There is no evidence that the newer antidepressants have greater analgesic effect than tricyclic drugs. The number needed to treat to achieve at least 50% pain relief was five for paroxetine and 15.3 for fluoxetine, while mianserin showed no difference from placebo.1 There is still insufficient evidence from trials to be sure about this. The lower incidence of adverse effects for selective serotonin reuptake inhibitors (fluoxetine and paroxetine) than with tricyclic drugs may make them worth trying for those patients who cannot take tricyclics because of adverse effects.

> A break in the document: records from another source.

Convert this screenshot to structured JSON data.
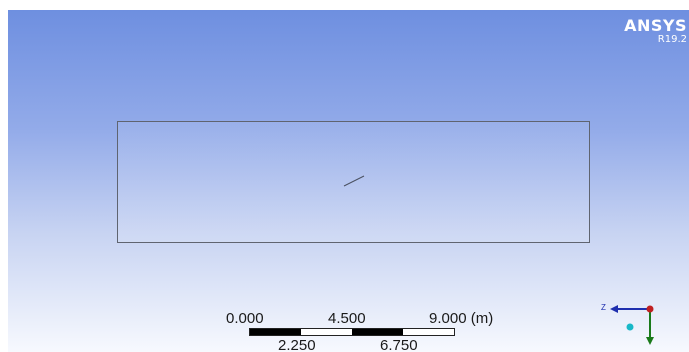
{
  "brand": {
    "name": "ANSYS",
    "version": "R19.2"
  },
  "scale_bar": {
    "top_labels": [
      "0.000",
      "4.500",
      "9.000 (m)"
    ],
    "bottom_labels": [
      "2.250",
      "6.750"
    ]
  },
  "triad": {
    "axis_label": "Z"
  },
  "colors": {
    "background_top": "#6e8fe0",
    "background_bottom": "#f7f9fe",
    "triad_z_axis": "#1f2fae",
    "triad_y_axis": "#1a7a1a",
    "triad_origin": "#c02020",
    "triad_iso_ball": "#18b8c8"
  }
}
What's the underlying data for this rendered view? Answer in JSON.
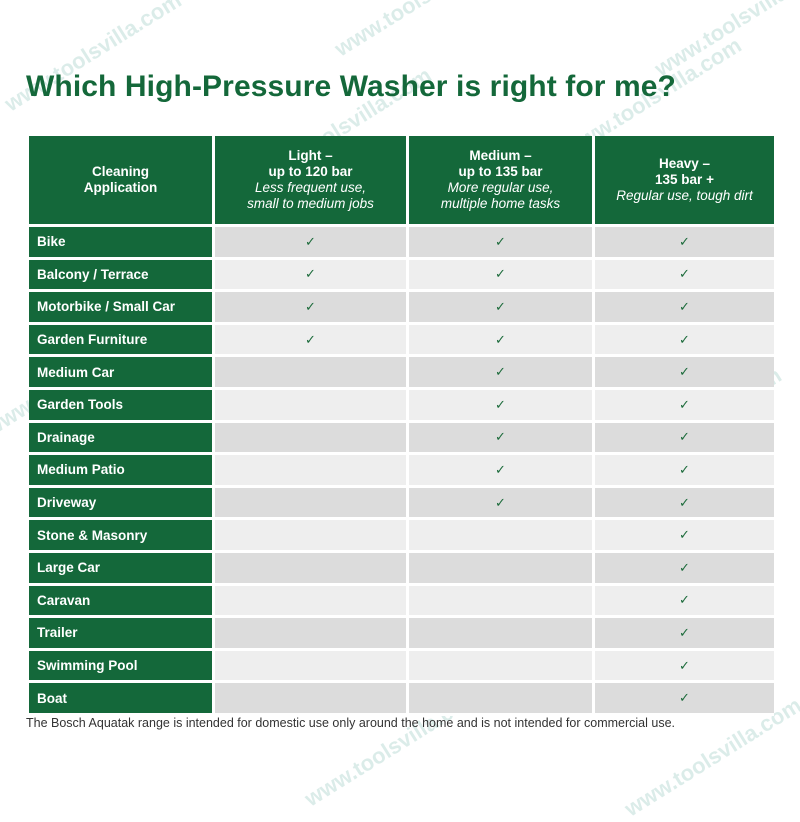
{
  "title": "Which High-Pressure Washer is right for me?",
  "table": {
    "columns": [
      {
        "name": "Cleaning",
        "range": "Application",
        "desc1": "",
        "desc2": ""
      },
      {
        "name": "Light –",
        "range": "up to 120 bar",
        "desc1": "Less frequent use,",
        "desc2": "small to medium jobs"
      },
      {
        "name": "Medium –",
        "range": "up to 135 bar",
        "desc1": "More regular use,",
        "desc2": "multiple home tasks"
      },
      {
        "name": "Heavy –",
        "range": "135 bar +",
        "desc1": "Regular use, tough dirt",
        "desc2": ""
      }
    ],
    "check_symbol": "✓",
    "rows": [
      {
        "label": "Bike",
        "light": "✓",
        "medium": "✓",
        "heavy": "✓"
      },
      {
        "label": "Balcony / Terrace",
        "light": "✓",
        "medium": "✓",
        "heavy": "✓"
      },
      {
        "label": "Motorbike / Small Car",
        "light": "✓",
        "medium": "✓",
        "heavy": "✓"
      },
      {
        "label": "Garden Furniture",
        "light": "✓",
        "medium": "✓",
        "heavy": "✓"
      },
      {
        "label": "Medium Car",
        "light": "",
        "medium": "✓",
        "heavy": "✓"
      },
      {
        "label": "Garden Tools",
        "light": "",
        "medium": "✓",
        "heavy": "✓"
      },
      {
        "label": "Drainage",
        "light": "",
        "medium": "✓",
        "heavy": "✓"
      },
      {
        "label": "Medium Patio",
        "light": "",
        "medium": "✓",
        "heavy": "✓"
      },
      {
        "label": "Driveway",
        "light": "",
        "medium": "✓",
        "heavy": "✓"
      },
      {
        "label": "Stone & Masonry",
        "light": "",
        "medium": "",
        "heavy": "✓"
      },
      {
        "label": "Large Car",
        "light": "",
        "medium": "",
        "heavy": "✓"
      },
      {
        "label": "Caravan",
        "light": "",
        "medium": "",
        "heavy": "✓"
      },
      {
        "label": "Trailer",
        "light": "",
        "medium": "",
        "heavy": "✓"
      },
      {
        "label": "Swimming Pool",
        "light": "",
        "medium": "",
        "heavy": "✓"
      },
      {
        "label": "Boat",
        "light": "",
        "medium": "",
        "heavy": "✓"
      }
    ]
  },
  "footnote": "The Bosch Aquatak range is intended for domestic use only around the home and is not intended for commercial use.",
  "watermark": {
    "url": "www.toolsvilla.com",
    "brand": "TOOLSVILLA"
  },
  "colors": {
    "brand_green": "#14683a",
    "row_dark": "#dcdcdc",
    "row_light": "#eeeeee"
  }
}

One obvious question is what happens in the long term. Most evidence of efficacy comes from short term trials (lasting weeks to months), and, although many patients continue to achieve pain relief with antidepressants for months to years, this is not true for everybody. Another puzzle is how antidepressants work as analgesics. The standard (but not compelling) explanation is that they act on descending tracts from the brain via noradrenaline and serotonin systems to modulate signalling of pain in the spinal cord. This sounds, and is, an unsatisfactory explanation. But in the meantime it is clear that antidepressants have an important role to play in relieving chronic pain.